Olympia sighed, dropping her head back.

“Now. Not when you decide to. And you can come back down with a better attitude as well, please.”

“Fine.”

“What was that?”

“Nothing. Yes, Mum.”

“Thank you,” Adelaide replied, smirking at her back. “Aren’t you glad you don’t have girls?”

“Depends on the day,” I mused. “Today? Kind of in between.”

She laughed. “I’ll help you pick up. Where’s Zac?”

“Matt is putting the twins to bed,” I told her. “They need a nap.”

“I help.” Clementine picked up the milk. “I put in fridge.”

“Is that because you want Grandma Eleanor’s cupcakes?”

Clementine grinned. “Yum.”

Adelaide pinched the bridge of her nose. “Great. Chaotic boys and a sugar-hyped Clementine. That’s all we need.”

“And the stragglers,” Christopher announced from the door.

Gabriella was preceded by her very round stomach, and Miles followed up behind her with a wriggling two-year-old Thomas stuck under his arm.
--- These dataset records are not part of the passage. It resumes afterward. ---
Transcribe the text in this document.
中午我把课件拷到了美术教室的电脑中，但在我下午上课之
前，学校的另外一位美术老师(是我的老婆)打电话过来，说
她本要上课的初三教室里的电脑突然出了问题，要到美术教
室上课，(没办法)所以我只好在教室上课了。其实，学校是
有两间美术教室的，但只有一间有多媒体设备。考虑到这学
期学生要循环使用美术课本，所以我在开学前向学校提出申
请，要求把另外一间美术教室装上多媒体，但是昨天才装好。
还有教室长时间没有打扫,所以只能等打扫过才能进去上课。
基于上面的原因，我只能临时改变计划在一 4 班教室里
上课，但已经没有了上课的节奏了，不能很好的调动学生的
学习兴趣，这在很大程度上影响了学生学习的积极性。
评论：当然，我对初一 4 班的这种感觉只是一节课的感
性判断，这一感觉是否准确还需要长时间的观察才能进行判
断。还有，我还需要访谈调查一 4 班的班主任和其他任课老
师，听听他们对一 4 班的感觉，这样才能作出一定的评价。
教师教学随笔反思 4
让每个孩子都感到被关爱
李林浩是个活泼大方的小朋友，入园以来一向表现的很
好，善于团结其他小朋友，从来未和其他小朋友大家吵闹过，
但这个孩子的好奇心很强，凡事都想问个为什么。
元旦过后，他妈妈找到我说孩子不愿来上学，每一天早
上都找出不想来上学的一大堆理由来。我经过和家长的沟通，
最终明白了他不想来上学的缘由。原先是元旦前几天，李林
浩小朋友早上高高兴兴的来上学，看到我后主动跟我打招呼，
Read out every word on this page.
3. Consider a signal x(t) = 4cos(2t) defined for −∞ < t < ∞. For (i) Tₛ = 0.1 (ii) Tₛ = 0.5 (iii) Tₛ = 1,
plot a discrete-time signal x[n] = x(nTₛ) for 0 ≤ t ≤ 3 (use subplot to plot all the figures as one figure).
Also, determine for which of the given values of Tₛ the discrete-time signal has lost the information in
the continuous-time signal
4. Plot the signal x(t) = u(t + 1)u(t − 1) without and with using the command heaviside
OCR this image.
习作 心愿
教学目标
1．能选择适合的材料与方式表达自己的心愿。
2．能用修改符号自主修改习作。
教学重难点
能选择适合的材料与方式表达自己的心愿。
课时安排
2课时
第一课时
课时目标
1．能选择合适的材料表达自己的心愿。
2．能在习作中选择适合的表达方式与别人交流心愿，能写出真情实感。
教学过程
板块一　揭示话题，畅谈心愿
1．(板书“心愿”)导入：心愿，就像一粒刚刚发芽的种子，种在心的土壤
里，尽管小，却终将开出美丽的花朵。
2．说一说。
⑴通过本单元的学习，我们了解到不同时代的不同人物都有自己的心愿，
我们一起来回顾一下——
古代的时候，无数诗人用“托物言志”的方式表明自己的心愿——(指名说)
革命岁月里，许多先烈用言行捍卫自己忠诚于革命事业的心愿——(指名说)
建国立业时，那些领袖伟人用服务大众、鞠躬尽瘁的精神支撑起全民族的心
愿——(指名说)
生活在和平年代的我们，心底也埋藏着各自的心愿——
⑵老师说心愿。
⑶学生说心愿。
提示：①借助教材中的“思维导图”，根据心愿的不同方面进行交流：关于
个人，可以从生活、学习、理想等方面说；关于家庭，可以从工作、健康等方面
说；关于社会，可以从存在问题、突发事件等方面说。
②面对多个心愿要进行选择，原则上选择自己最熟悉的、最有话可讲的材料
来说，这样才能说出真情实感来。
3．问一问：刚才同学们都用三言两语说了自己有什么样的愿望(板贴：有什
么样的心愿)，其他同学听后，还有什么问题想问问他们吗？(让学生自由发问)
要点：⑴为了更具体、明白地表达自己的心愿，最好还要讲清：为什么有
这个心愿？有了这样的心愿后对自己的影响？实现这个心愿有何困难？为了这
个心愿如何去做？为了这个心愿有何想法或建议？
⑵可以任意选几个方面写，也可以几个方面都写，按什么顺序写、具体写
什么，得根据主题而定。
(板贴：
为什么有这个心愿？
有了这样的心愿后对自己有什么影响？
“Let go!” Thomas said, kicking his legs.

“I’ll tip you upside down!” Miles threatened.

Gabi sighed. “Just put him in a time out. He’s tired. That was a long drive up here.”

“We left at six a.m.!”

“And it took ten hours,” she retorted.

“You had to stop and pee five times alone.”

“You knew what you were getting into when you did this to me.” She motioned to her pregnant tummy. “Stop whining.”

I burst out laughing and hugged her. “Oh, I missed you so much. Christopher, would you mind showing Miles to their room, please? It looks like all the little ones need a nap.”